Paper Ghosts by Julia Heaberlin
Author : Julia Heaberlin
Title : Paper Ghosts
Published : 2018
Publisher : Penguin
Pages : 400
Genre : Mystery / Thriller
Carl Louis Feldman is an old man who was once a celebrated photographer. That was before he was tried for the murder of a young woman and acquitted. before his admission to a care home for dementia. Now his daughter has come to see him, to take him on a trip. Only she's not his daughter and, if she has her way, he's not coming back. Because Carl's past has finally caught up with him. The young woman driving the car is convinced her passenger is guilty, and that he's killed, other young women. Including her sister Rachel. Now they're following the trail of his photographs, his clues, his alleged crimes. To see if he remembers any of it. Confesses to any of it.
I had seen this book countless times before I decide to pick a copy up and that was at the behest of a friend. It wasn't because I thought it would be a bad book but my to be read pile is so big that I have become careful about what I add to it. A lot more happens in this book than I had been expecting, It goes far beyond your usual game of cat and mouse. This is about two people locked together in a search for the truth. But who's truth because a big question that runs through the book. Grace Is someone we can all identify with, who wouldn't want to find out what happened to there sister. When someone is ripped from your life all you can hope for is answers. She will go to any length to find this out even if she risks losing her self in the process.

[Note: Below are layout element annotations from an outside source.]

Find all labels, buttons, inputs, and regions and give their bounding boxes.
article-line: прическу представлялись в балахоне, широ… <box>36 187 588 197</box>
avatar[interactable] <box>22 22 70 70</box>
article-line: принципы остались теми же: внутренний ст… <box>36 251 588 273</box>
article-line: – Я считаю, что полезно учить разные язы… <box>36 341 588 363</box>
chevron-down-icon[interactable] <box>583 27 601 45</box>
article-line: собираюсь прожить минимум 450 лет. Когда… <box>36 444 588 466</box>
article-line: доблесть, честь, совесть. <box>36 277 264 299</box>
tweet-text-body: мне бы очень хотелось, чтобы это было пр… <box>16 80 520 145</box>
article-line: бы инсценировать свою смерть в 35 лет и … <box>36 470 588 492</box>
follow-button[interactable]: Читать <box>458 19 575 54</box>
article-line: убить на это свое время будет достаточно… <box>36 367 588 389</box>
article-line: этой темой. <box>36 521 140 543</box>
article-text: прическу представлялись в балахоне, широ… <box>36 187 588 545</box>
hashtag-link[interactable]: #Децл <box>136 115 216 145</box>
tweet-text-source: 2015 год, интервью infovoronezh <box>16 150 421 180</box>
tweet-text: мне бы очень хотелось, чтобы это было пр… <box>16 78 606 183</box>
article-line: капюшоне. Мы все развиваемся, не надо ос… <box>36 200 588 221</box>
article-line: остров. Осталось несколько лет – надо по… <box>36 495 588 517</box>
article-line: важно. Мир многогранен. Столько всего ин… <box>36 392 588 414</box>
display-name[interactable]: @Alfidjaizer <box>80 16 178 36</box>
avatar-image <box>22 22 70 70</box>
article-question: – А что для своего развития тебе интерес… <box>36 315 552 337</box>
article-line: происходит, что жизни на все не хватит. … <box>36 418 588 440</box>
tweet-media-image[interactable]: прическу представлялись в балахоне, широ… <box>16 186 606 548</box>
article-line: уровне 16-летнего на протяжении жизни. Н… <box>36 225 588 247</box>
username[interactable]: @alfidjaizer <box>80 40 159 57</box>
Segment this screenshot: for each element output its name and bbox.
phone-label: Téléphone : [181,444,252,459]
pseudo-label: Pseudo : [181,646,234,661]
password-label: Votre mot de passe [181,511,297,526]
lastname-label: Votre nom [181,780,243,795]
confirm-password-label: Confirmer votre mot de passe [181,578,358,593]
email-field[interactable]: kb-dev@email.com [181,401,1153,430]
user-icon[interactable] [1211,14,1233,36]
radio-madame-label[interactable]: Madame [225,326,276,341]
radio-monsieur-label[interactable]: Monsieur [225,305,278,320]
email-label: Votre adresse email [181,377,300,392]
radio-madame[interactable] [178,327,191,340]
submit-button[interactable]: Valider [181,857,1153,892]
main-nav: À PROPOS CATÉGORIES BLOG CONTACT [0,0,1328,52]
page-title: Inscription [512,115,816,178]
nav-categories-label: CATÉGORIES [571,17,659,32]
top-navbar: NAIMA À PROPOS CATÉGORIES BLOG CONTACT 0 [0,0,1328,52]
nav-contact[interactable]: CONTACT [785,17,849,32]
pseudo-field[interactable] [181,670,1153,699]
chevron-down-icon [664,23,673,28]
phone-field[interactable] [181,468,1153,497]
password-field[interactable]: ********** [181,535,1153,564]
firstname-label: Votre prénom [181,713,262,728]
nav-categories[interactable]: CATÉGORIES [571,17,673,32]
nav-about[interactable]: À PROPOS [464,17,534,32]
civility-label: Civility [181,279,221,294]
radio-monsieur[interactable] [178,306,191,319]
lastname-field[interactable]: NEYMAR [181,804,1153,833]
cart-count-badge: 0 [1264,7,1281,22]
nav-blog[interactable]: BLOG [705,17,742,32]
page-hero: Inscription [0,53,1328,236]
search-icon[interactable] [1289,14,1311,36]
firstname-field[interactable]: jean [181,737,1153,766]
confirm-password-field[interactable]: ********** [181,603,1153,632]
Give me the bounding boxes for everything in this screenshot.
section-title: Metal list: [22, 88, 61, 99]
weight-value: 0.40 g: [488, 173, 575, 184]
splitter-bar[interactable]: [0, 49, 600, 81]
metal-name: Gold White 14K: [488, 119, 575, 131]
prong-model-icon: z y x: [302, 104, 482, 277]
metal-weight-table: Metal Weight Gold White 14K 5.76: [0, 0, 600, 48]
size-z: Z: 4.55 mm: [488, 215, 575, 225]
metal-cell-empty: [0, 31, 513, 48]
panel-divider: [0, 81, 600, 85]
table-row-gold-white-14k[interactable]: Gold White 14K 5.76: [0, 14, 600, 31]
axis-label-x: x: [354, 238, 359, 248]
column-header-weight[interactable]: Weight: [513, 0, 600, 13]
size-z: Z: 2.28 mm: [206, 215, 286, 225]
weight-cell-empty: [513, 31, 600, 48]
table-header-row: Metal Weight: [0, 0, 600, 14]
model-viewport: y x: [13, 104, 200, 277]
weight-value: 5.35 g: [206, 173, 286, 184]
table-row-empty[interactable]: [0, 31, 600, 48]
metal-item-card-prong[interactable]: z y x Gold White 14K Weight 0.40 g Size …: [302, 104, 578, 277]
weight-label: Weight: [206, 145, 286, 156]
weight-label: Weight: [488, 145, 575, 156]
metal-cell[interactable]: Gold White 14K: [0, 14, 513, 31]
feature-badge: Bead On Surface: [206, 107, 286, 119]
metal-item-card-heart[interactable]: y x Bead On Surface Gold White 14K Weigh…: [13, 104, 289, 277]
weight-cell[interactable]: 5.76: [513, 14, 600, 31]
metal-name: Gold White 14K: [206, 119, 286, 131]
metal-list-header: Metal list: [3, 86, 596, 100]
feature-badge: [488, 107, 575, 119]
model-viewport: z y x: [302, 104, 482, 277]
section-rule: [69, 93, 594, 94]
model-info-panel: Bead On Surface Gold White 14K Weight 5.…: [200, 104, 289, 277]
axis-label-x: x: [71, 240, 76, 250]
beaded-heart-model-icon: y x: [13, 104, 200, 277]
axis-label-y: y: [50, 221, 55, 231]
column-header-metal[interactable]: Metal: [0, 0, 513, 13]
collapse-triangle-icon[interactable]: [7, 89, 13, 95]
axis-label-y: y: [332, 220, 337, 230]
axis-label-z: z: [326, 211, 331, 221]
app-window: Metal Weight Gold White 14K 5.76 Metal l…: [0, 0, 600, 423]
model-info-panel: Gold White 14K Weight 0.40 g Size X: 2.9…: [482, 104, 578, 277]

As I got to learn about Carl I was left with mixed feeling towards him. He is someone who we are supposed to hate, he is, after all, a potential serial killer. But he is also a man suffering from dementia, whose sense of self is slipping away from him and whose memory's may not always be trusted. How much of what he tells Grace and in turn us is really what took place all those years ago. It is within this fraught dynamic that most of the story takes place. The two bounce off each other in ever more violent ways, but not in a physical way. This story is about how life can so often be so unfair and despite all we wish for it has a nasty way of ripping us to pieces.
There is something very hypnotic about the story, I couldn't bring myself to pull away from these two. It feels like some old memory that floats about in the back of your mind. It's a weird word to use with this book but there is an odd sense of nostalgia wrapped up in these words. It's a hard one to explain, maybe because it feels like so much of it takes place in the past. In the hunt for the truth, they must both look back. Her writing style has a lot to do with this, it flows along at a slow pace but every now and again it twists back on its self or takes a sharp right turn and throws you through a loop. It takes a deep hard look at the obsessions that drive people, for some this can lead them to greatness. But for others, it takes you down a very deep and dark path. The book brings up so many questions that I wasn't expecting and left me with a lot of strange feelings towards them. None of this is a bad thing it allows this book to move past the genre it has been pegged in. When it comes to the final few chapters and going a long way to wrapping everything up for them I was left with a sadness that took me by surprise. There is a certain amount of melancholy that reverberates through the pages and before you know it has seeped into you as the reader. I ended up feeling so much for these two even someone you are supposed to hate.
Paper Ghosts is a book of many surprises it coils its self around you and leaves you questioning everything you have experienced. For me, it was like looking at a series of old fade black and white photographs trying to pieces together a person's life, much like its title. Sometimes a name fits so perfectly you could not imagine anything else.